In foto un avannotto di Danio Rerio o pesce zebra
Certo che i tempi sono cambiati, un tempo (sembra l'inizio di una parabola) si guardava alle forniture del locale mercato ittico per scrivere il menù del giorno, ora il menù in un ristorante lo si programma settimanalmente.
Il brutto tempo, la stagionalità, parole obsolete sostituite da globalità e surgelazione.
Mi domando se la gente sa e conosce quello che mangia.
Scriveva il Platina (Bartolomeo Sacchi) grande umanista e divulgatore del 1400 nel suo De honesta voluptate et valetudine descrivendo le ricette del Maestro Martino da Como il più grande cuoco del periodo (ufficialmente cuoco di Patriarchi e Papi) e l' unico che si prende la briga di scrivere in lingua volgare le sue ricette (Libro de Arte Coquinaria), a proposito del polipo :
il polipo è così chiamato perché ha molti piedi, mentre la coda è bifida e aguzza e gli serve per la riproduzione.
E c'è da chiedersi se divulgatori di quel livello avessero mai visto quello che descrivevano.
E' quello che sta capitando oggi, dietro alle complicate descrizioni di piatti offerti nei ristoranti più famosi, quanta consapevolezza c'è?

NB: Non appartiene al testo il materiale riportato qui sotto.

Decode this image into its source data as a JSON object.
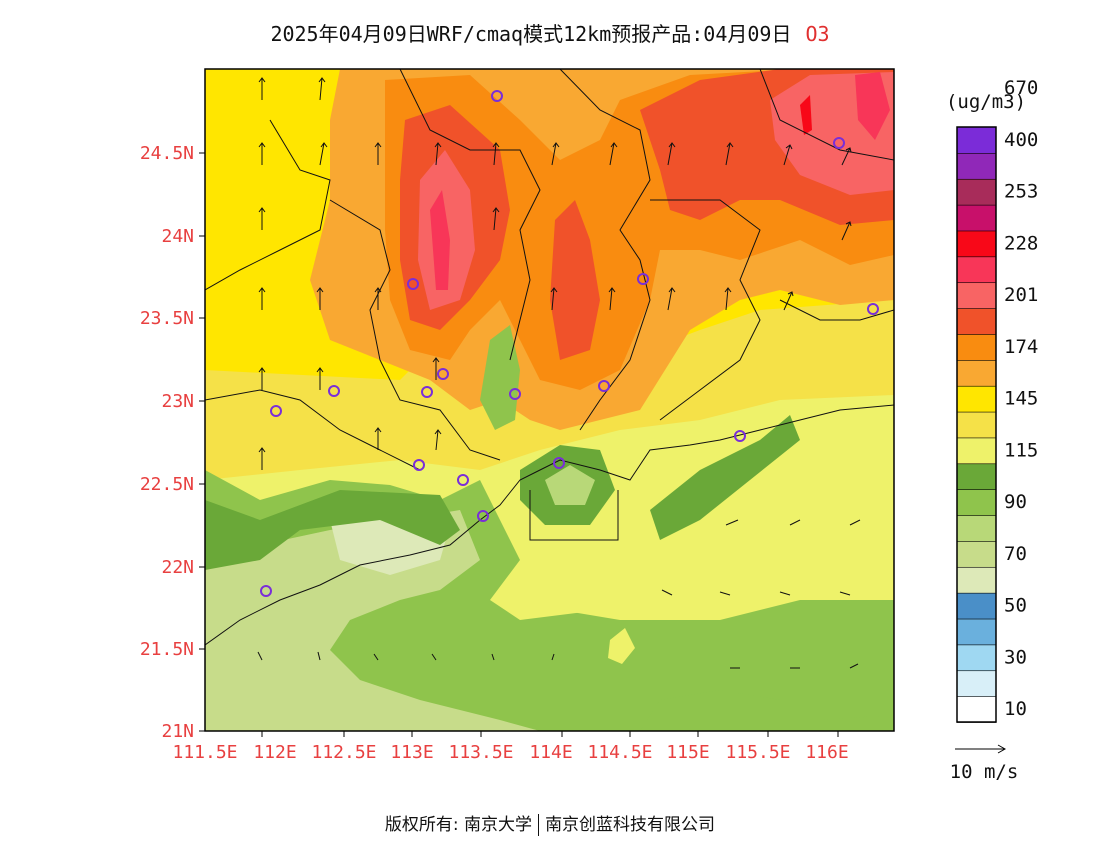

E' difficile per chi non è espressamente del settore distinguere oggigiorno con sicurezza una capesanta nostrana (pecten jacobeus) da una surgelata atlantica (pecten maximum), quanti sanno che sono specie diverse anche se dello stesso ceppo?
Distinguere una capelonga de deo (ensis minor) da una cappa de fero (solen marginatus) una schila da un gambero, conoscere le varie specie di cefali, una vongola verace nostrana da una verace filippina, ormai adattata ai nostri lidi ma profondamente diversa sotto l'aspetto qualitativo delle carni e soprattutto del prezzo di vendita.
Distinguere un' ostrica piatta da una portoghese comodamente confuse tra di loro per facilitare il commercio ma diversissime per gusto, storia, difficoltà di allevamento e naturalmente costi.
La cultura dell' offerta territoriale è l'unica consigliabile, per non far figure da montanari che non sanno nulla di pesce.